I made him step over the liverpool at the walk and then we both trotted figure 8s over the X. Mo actually took a hard look at the X the first time, which was weird, but we carried on. Then we each did three circles on the left lead over the center vertical. Mo kept trying to break to the trot, and the theme of the day was established: Get the snoozy horse in front of the leg. I mean, that's the theme of his entire life? But when he was in front of my leg in a canter I liked, I could see a distance. When he wasn't, I found that I'd get too far behind the motion and drive him to something, which isn't good. Ideally, I stay with the motion and just keep him in front of my leg. And then, honestly, the distances just show up. For as green as he is, when his motor is running, his canter is really good and jumping is easy for him.

We cantered right lead over the second vertical three times, and that was necessarily a tighter circle because of where it was in the ring. It was fine, though, as long as I kept my leg on through the turn. Then the real work began: Right lead over the first vertical, turn left and jump the next one (making square turns to get straight to the jump), then right over the third vertical, then loop around left back to that vertical and serpentine back down the ring so each jump had been jumped once from each direction.

This was hard for Mo, because things came up fast. If I stretched up tall and kept my leg on, it went okay, though he doesn't always give me the proper lead in the air (no worries, we haven't worked on that at all). But he really did well if I kept him forward. M did the same exercise and also did a set in which she angled each jump. Mo wasn't ready for us to try that so I just watched. Her horse did an incredible job of following her eye. He's going to be a superstar.

Next she had me canter the center vertical, turn, gallop almost all the way around the ring, and then come to the skinny on a long approach, after which I'd make the short turn back.
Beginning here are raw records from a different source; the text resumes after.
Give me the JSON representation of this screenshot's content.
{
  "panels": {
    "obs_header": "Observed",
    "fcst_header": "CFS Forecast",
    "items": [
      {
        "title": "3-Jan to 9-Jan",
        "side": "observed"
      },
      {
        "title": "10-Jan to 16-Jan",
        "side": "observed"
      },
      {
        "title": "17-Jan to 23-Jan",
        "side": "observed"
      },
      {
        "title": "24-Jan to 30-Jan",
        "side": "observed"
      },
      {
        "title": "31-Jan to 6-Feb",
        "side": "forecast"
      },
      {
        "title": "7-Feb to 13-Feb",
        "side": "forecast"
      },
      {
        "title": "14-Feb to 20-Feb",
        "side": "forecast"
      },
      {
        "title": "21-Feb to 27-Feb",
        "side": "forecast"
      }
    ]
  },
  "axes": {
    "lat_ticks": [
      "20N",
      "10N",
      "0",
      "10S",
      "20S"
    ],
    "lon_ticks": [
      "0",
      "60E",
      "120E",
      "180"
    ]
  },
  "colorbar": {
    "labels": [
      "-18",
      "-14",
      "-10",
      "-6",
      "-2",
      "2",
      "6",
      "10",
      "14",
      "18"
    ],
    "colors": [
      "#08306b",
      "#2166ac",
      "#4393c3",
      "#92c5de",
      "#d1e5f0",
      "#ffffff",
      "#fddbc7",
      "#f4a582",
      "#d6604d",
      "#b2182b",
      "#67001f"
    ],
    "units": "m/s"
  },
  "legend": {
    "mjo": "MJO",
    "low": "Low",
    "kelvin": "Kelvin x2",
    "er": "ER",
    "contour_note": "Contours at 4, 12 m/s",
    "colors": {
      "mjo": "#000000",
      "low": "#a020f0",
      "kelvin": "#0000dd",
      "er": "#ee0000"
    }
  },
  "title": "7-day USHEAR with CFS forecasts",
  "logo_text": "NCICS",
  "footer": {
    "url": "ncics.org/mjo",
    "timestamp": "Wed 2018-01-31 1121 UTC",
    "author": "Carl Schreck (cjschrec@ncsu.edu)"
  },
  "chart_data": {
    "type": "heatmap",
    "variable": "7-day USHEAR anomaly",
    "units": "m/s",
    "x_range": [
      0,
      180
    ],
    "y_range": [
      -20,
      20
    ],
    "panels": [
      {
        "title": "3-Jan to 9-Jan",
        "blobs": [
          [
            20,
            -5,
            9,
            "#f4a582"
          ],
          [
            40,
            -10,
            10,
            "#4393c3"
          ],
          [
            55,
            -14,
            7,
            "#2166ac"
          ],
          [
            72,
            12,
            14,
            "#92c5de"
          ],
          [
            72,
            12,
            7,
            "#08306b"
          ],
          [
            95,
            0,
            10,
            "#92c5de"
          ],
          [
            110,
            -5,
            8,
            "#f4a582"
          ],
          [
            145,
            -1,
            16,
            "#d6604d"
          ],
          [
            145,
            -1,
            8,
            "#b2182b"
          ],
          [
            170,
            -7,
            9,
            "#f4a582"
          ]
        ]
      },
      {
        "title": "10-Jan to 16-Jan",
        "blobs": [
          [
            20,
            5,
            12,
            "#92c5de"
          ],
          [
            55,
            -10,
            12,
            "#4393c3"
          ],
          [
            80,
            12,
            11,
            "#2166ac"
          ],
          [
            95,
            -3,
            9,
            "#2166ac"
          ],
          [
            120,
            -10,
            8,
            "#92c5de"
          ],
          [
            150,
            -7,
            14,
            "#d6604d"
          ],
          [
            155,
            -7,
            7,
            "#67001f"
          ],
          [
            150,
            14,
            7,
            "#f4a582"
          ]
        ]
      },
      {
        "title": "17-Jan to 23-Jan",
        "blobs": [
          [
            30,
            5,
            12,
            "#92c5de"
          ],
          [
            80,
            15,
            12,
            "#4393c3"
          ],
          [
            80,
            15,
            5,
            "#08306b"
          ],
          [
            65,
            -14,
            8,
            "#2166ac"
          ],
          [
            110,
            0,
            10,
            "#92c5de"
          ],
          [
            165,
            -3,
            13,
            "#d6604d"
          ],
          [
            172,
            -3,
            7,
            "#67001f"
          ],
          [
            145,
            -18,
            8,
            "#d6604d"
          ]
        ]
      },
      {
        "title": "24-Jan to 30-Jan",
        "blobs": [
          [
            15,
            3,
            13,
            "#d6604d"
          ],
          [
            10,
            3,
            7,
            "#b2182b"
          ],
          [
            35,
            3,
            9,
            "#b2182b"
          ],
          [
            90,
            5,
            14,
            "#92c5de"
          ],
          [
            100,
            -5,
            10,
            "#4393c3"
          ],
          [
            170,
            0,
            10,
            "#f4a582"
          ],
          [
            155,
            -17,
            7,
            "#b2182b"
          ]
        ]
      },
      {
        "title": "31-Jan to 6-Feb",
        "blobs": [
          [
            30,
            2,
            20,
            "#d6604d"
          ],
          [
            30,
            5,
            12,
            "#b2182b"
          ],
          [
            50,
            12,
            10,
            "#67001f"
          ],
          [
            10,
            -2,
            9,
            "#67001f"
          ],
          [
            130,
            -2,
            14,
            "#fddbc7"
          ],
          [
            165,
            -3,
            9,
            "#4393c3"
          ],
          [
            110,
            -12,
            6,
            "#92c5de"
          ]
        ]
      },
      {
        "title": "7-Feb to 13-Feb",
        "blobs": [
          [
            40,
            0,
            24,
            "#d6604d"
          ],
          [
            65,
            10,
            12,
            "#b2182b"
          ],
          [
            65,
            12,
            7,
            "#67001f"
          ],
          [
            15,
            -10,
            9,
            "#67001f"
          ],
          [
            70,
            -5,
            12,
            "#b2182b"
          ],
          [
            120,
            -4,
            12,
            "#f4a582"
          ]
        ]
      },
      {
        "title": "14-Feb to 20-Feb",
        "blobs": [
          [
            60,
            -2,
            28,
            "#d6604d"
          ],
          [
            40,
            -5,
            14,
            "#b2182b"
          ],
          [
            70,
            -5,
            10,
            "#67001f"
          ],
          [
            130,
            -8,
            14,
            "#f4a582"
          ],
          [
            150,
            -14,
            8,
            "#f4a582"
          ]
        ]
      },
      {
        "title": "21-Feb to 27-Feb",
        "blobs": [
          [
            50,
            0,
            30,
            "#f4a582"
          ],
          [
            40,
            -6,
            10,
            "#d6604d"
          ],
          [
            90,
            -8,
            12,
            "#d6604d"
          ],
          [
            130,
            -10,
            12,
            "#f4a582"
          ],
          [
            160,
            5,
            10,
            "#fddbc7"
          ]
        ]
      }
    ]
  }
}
Then I'd repeat the exercise the other way. Mo said no to the skinny at first, but then he was okay after that. I really have to keep his motor running, but skinnies are tough because you also have to steer better. On a horse more broke than him this isn't an issue, but it's a balancing act with him still. He eventually did really well with it. Finally, I'd start with the skinny from the long approach, turn to the square oxer, and then turn back again to the liverpool oxer, then serpentine back up the ring again. It was hard, but he did it. These are the kinds of jump schools that turn into a big step forward for the horses.

The feeling I get from him when everything clicks into place is phenomenal. I can't wait to see where he is in a year.


  1. So cute lying down. I love when horses do that and mine almost never do.

  2. awesome exercises - i've only done something similar with maybe four jumps across the centerline, but it had more to do with being in a super tiny (20x40m) indoor than anything else.